Alpha dose modeling in diffusing alpha-emitters radiation therapy. Part II: Lattice studies

Background: Diffusing alpha-emitters radiation therapy (“DaRT”) is a new method, presently in clinical trials, which allows treating solid tumors by alpha particles. DaRT relies on interstitial seeds carrying μCi-level ²²⁴Ra activity on their surface, which release a chain of short-lived alpha emitters that spread throughout the tumor volume primarily by diffusion. Alpha dose calculations in DaRT are based on describing the transport of alpha emitting atoms, requiring new modeling techniques. Purpose: A previous study introduced a simplified framework, the “diffusion–leakage (DL) model,” for DaRT alpha dose calculations, and employed it to a point source, as a basic building block of arbitrary configurations of line sources. The aim of this work, which is divided into two parts, is to extend the model to realistic seed geometries (in Part I), and to employ single-seed calculations to study the properties of DaRT seed lattices (Part II). Such calculations can serve as a pragmatic guide for treatment planning in future clinical trials. Methods: We employ the superposition of single-seed solutions, developed in Part I, to study the alpha dose in DaRT seed lattices and investigate the sensitivity of the required seed activity and spacing to changes in the DL model parameters and to seed placement errors. Results: We show that the rapid fall-off of the dose, which guarantees sparing healthy tissue already 2–3 mm away from the tumor, strongly favors a hexagonal, rather than square, seed placement pattern. Realistic variations in the seed manufacturing parameters (²²⁴Ra activity and emission rate of its daughters) are shown to have a negligible effect on the required lattice spacing.

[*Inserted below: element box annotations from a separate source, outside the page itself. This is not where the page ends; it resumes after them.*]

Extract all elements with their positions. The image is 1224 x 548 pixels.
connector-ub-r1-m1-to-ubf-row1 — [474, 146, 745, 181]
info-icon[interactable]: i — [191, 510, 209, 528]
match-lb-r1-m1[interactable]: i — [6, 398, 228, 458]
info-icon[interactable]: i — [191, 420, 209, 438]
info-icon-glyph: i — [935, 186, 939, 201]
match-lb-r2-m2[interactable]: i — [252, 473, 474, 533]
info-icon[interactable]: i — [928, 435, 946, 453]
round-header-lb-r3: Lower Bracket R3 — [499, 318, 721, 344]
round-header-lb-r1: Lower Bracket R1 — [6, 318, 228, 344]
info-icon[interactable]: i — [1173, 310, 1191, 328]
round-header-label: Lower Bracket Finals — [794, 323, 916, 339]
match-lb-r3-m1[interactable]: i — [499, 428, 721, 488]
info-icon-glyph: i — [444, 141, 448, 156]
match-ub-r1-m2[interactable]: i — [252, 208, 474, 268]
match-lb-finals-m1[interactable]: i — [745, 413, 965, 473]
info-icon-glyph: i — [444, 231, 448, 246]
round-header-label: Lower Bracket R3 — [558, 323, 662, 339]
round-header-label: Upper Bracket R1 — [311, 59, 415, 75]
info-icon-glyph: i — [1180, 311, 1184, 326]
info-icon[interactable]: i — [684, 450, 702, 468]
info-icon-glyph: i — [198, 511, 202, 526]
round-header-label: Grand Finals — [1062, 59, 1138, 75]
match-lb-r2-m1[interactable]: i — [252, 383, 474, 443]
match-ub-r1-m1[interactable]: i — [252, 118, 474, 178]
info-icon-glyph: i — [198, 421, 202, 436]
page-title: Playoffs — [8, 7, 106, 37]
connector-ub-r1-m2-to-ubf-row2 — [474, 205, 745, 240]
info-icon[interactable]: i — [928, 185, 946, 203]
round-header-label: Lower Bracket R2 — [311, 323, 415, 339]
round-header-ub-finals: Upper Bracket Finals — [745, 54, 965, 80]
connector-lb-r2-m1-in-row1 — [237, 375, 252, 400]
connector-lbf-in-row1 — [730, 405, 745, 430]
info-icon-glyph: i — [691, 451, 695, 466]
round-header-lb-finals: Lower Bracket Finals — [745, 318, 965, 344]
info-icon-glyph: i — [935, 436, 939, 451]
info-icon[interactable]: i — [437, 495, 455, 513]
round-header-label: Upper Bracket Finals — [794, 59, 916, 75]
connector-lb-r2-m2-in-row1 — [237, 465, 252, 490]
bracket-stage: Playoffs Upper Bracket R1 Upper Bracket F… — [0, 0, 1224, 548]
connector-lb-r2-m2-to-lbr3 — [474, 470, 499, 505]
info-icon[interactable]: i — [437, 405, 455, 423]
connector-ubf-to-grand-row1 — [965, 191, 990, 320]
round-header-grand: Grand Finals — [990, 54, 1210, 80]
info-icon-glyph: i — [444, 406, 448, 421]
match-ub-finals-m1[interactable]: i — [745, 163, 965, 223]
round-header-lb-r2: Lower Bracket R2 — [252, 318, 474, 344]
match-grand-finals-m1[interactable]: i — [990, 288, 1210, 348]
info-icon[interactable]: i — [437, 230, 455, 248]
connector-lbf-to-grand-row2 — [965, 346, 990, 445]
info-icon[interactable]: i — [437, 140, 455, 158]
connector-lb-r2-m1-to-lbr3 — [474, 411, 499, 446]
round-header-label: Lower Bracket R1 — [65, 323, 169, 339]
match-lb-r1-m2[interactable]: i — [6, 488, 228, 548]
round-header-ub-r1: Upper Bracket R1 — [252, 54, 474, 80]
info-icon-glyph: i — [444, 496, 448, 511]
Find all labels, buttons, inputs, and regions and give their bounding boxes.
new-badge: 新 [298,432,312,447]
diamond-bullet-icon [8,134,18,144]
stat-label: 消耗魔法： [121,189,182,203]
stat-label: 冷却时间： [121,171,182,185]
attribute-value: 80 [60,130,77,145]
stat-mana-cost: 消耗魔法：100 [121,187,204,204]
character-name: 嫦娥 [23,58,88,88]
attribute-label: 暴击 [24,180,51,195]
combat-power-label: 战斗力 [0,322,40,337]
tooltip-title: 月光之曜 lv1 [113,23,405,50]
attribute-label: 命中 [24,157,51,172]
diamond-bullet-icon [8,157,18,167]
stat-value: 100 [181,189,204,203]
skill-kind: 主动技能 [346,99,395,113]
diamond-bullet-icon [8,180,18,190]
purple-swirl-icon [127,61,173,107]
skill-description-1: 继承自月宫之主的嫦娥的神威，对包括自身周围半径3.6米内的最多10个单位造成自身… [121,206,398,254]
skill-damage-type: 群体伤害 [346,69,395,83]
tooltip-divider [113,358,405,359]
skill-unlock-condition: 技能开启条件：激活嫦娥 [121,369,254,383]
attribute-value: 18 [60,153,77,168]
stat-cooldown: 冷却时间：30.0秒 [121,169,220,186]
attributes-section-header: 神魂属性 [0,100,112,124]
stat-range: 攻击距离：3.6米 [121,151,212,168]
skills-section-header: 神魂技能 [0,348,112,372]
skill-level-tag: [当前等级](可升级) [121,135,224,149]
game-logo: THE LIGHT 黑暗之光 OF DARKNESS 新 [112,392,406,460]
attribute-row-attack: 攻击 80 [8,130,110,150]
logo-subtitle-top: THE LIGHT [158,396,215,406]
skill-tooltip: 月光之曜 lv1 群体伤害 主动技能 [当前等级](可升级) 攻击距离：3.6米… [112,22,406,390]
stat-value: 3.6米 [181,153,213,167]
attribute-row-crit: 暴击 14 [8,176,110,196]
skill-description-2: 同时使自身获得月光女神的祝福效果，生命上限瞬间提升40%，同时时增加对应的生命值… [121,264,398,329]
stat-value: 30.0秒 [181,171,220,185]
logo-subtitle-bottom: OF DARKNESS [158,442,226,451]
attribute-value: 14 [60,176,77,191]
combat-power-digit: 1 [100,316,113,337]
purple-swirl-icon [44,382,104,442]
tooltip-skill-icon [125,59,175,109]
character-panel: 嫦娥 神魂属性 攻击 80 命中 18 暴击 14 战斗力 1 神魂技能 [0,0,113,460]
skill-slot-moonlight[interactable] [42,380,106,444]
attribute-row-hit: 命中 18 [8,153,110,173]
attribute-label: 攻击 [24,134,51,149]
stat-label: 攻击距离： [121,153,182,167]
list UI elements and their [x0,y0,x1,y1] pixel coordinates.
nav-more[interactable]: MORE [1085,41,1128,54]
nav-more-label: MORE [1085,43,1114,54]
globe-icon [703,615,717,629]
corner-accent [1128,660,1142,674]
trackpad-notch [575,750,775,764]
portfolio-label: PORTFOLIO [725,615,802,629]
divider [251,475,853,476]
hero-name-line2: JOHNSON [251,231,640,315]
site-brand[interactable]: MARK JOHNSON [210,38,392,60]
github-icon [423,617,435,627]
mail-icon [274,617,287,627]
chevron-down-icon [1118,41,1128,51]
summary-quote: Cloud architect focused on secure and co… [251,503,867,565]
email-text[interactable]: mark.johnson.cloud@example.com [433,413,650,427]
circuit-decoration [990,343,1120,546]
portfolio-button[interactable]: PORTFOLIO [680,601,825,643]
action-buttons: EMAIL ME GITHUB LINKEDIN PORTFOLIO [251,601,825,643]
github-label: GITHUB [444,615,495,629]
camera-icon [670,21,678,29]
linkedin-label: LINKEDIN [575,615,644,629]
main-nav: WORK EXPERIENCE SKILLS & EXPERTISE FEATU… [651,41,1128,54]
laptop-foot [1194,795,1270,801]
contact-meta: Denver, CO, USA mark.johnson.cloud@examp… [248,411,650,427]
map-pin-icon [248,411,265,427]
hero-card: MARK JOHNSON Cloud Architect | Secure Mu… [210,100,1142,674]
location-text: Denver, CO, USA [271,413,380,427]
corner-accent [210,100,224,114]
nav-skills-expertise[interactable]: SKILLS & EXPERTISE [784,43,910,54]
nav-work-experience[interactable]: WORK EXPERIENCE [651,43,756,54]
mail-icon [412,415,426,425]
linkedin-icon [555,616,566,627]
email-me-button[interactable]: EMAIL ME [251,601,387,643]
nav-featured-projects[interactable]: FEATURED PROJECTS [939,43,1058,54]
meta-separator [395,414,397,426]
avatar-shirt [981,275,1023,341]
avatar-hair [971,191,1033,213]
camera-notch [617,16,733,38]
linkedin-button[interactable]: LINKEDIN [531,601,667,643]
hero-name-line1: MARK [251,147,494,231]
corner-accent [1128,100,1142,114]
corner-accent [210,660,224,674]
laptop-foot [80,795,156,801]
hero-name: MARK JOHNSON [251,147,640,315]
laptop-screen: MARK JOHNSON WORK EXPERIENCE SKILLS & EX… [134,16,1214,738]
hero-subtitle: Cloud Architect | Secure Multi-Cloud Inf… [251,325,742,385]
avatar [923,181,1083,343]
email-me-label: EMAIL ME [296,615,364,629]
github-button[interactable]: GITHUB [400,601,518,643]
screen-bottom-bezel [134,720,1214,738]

On the other hand, tumor parameters (i.e., diffusion lengths and ²¹²Pb leakage probability), as well as seed placement errors, have a significant effect. Conclusions: In most cases, hexagonal lattice spacing on the scale of ∼3.5–4.5 mm using seeds carrying a few μCi/cm ²²⁴Ra will enable overcoming realistic uncertainties in measured tumor environment parameters, as well as seed placement errors, and result in therapeutically relevant alpha dose levels.